Je n’ai pas trop consulté votre caractère quand je vous ai ennuyé de requêtes pour des choses dont je me soucie assez médiocrement[1]; mais comme tout le monde, jusqu’aux Suisses, sait que vous m’honorez de vos bontés depuis environ cinquante-cinq ans, on m’a forcé de vous importuner.

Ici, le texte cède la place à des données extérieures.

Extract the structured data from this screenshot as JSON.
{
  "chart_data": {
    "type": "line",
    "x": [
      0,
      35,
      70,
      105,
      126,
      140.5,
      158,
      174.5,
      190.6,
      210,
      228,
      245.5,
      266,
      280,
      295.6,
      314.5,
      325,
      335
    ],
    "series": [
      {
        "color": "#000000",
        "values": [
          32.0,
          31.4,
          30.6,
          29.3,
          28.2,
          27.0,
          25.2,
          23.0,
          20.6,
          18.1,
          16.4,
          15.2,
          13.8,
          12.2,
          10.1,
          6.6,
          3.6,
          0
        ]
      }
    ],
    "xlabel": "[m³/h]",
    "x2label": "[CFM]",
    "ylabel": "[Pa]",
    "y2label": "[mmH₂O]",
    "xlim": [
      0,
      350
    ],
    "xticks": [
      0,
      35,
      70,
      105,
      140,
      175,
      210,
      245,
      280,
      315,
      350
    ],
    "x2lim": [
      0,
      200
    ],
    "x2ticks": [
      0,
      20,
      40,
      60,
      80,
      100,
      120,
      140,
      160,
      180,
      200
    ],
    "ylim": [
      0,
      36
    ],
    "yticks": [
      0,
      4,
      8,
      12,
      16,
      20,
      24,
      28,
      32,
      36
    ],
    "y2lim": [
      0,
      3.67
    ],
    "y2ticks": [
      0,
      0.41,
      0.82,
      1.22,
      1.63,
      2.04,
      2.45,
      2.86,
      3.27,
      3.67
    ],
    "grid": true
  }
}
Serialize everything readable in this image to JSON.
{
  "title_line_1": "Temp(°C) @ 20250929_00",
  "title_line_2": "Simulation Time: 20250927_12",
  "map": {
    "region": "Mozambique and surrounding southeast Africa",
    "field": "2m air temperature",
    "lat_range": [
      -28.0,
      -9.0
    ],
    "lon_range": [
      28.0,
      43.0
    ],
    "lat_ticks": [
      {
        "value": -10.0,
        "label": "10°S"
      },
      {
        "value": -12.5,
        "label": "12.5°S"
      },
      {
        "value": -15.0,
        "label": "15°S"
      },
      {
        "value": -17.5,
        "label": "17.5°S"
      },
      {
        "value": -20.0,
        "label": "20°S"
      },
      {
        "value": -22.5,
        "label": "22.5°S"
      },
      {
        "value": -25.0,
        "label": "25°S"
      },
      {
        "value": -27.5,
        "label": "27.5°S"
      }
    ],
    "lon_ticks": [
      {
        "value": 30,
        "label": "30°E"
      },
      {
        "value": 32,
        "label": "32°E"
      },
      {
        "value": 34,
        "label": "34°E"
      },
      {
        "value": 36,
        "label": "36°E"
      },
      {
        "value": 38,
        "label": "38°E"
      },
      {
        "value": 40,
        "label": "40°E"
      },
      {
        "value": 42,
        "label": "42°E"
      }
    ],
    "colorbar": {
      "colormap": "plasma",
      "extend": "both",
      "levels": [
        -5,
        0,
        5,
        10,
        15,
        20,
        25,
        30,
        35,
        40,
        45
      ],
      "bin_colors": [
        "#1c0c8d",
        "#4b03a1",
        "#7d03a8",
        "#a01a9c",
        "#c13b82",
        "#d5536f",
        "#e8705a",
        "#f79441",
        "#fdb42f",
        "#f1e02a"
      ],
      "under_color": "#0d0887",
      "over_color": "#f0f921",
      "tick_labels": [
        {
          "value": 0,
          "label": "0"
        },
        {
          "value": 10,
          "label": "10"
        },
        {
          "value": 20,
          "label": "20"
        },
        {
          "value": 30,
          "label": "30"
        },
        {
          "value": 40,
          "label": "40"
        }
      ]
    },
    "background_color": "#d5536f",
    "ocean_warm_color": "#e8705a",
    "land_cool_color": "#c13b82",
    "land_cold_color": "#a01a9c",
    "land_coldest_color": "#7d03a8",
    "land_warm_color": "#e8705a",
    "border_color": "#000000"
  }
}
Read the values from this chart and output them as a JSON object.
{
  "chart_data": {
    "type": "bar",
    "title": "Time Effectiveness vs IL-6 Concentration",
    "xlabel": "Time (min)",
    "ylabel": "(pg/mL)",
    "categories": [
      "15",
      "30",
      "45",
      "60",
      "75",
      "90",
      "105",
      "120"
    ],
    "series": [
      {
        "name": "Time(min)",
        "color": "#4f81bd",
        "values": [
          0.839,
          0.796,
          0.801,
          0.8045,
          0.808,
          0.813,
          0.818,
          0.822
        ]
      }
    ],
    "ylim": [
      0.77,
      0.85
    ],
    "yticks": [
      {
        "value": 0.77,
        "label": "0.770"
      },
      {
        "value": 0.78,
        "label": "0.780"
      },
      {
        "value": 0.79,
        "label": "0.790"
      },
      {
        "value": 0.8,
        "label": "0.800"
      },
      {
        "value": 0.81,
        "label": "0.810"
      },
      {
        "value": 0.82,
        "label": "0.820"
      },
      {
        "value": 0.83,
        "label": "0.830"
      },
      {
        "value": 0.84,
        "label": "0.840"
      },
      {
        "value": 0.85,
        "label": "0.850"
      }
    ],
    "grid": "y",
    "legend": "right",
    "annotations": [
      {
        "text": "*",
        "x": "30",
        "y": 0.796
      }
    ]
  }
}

Je présume que vous avez daigné disposer M. le duc d’Aiguillon en faveur de ma colonie, car M. d’Ogny lui donne toutes les facilités possibles. Ma colonie réussit, du moins jusqu’à présent ; elle travaille dans mon village pour les quatre parties du monde, en attendant qu’elle meure de faim.

Je n’ai nulle nouvelle de la succession de Mme la princesse de Guise. Je ne sais rien de ce qui se passe en France ; mais je suis fort au fait des Turcs et des Russes.

Que dites-vous du roi de Prusse, qui m’a envoyé un poëme en six chants contre les confédérés de Pologne ? Les contributions qu’il tire de tous les environs de Dantzick pourront servir à faire imprimer son poëme, avec de belles estampes et de belles vignettes.

Le roi de Pologne n’est pas comme vous, qui ne m’écrivez point ; il m’a écrit une lettre pleine d’esprit et de plaisanterie sur son assassinat : il est digne de régner, car il est philosophe.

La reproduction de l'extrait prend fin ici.